5. Conclusions and Recommendations

(1)
A device testing micro-crack evolution characteristics of shale has been designed to realize simultaneous monitoring of ultrasonic, mechanical and video information in crack evolution processes of shale under load so as to analyze acoustic and mechanical characteristic responses at key points of crack propagation.
(2)
With increases in load, shale undergoes four stages of destruction, crack initiation, propagation, penetration and overall failure. The dominant amplitude curve of acoustic wave matches well with the stress–strain curve in fluctuating points, which indicates that during the process of shale shear failure, acoustic characteristics and mechanical characteristics are in good agreement, proving the validity of predicting rock mechanical parameters with acoustic data.
(3)
Combined with the video monitoring, it was found that at several points when shale crack occurred, the mechanical curve did not change, while acoustic characteristics had big changes. This indicates that during the load process of shale, the dominant amplitude of acoustic waves is more sensitive to rock cracking than mechanical parameters.
(4)
Due to the lighting, the video only monitored one surface of the shale sample.

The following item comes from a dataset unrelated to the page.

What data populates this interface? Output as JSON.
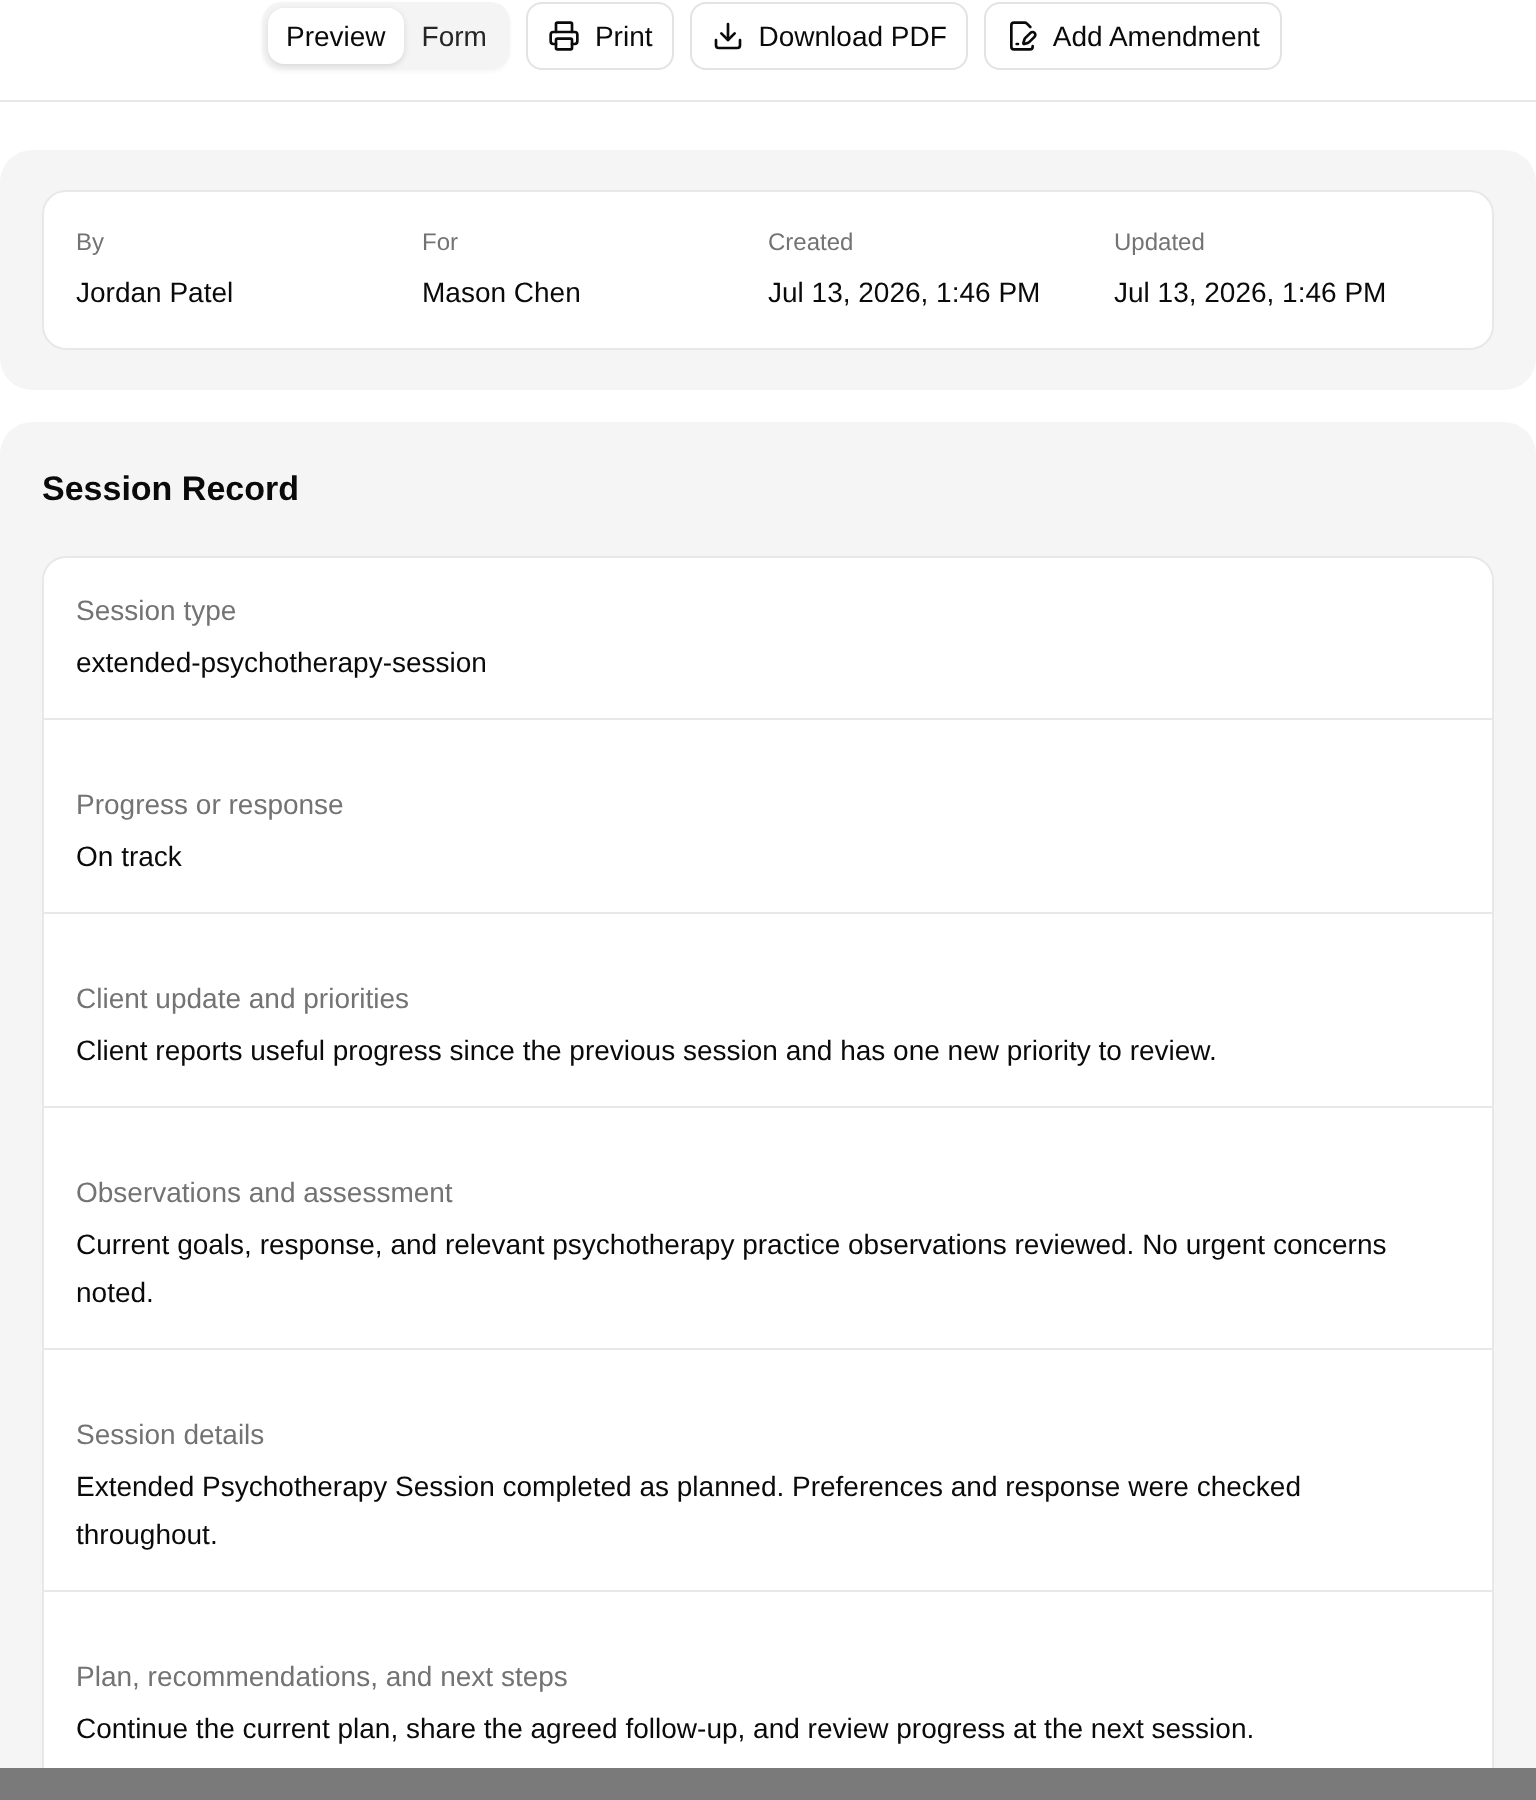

For further studies, test equipment needs to be modified. Adding CT scanning technology is recommended, which will help improve the completeness of the description of crack state changes during loading process of the rock sample.
(5)
This research can provide theoretical foundations for the evaluation of deformation mechanism and stability of host rocks in underground engineering.

Author Contributions

Conceptualization, Q.C.; Data curation, F.X., P.S., Y.Z., Y.L. and D.J.; Project administration, H.Z.; Writing–review & editing, X.G., J.C. and D.L. All authors have read and agreed to the published version of the manuscript.

Funding

The study was funded by Key Laboratory of Mine Geological Hazard Mechanism and Prevention and Control (no. 2018-08), Xigaze City Science and Technology Plan Project (RKZ2020KJ01), Key Laboratory of Rock Mechanics and Geohazards of Zhejiang Province (no. ZJRMG-2019-01), Chongqing Natural Science Foundation project (no. cstc2019jcyj-msxm0749, cstc2021jcyj-msxmX0187), Ecological environment survey and ecological restoration technology demonstration project in the water-level-fluctuating of the Three Gorges Reservoir (no. 5000002021BF40001), The Tibet Autonomous Region Natural Resources Department’s prevention and control capacity system construction project (no. 2020-0890-2).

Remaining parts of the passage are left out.